A report in Britain’s Telegraph accused Apollo of being embroiled in a “cash for kidneys” scandal in which young villagers from Myanmar were being flown to its Delhi hospital and enticed to sell their kidneys to rich Burmese patients.

The Myanmar government did not respond to Reuters request for comment.

Chennai-based chain Apollo, which runs over 70 hospitals across India, performed 1,641 solid organ transplants in 2022, according to company data. The hospital also treats foreign patients who fly into India.

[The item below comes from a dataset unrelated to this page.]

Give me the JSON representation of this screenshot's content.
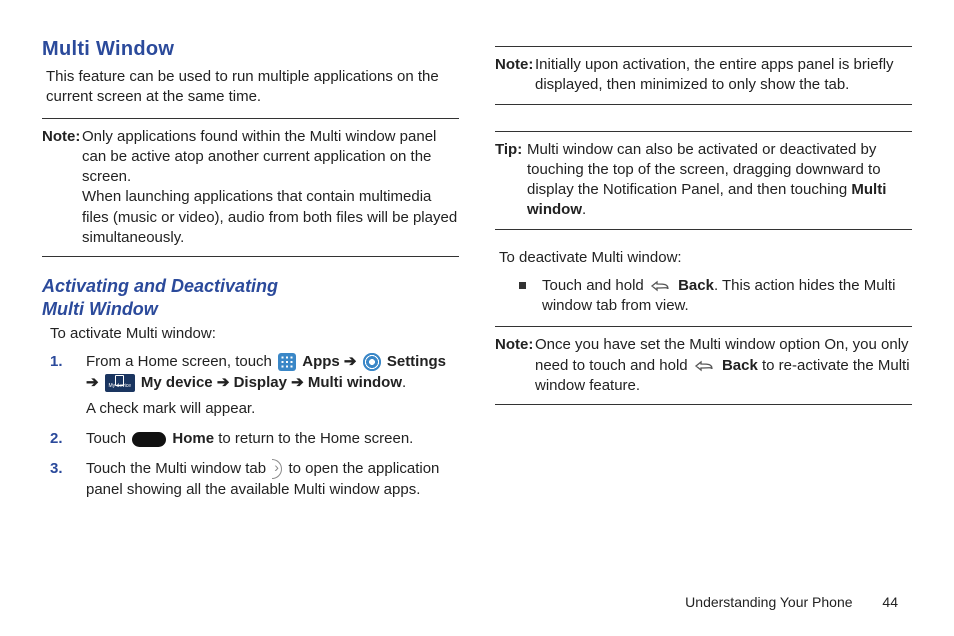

According to a report published in The Telegraph on Dec 03, which reveals that one of the world’s biggest private hospital groups is embroiled in a ‘cash for kidneys’ racket in which impoverished people from Myanmar are being enticed to sell their organs for profit.

India’s Apollo Hospitals, a multi-billion dollar company with facilities across Asia, boasts that it conducts more than 1,200 transplants a year, with wealthy patients arriving for operations from all over the world, including the UK.

Paying for organs is illegal in India, as it is across most of the world, but a Telegraph investigation has revealed that desperate young villagers from Myanmar are being flown to Apollo’s prestigious Delhi hospital and paid to donate their kidneys to rich Burmese patients.

“Its big business,” one of the racket’s ‘agents’ told an undercover Telegraph reporter. Those involved “work together to get around the obstacles between the two governments,” she added. The hospital “asks the official questions and on this side they tell the official lies.”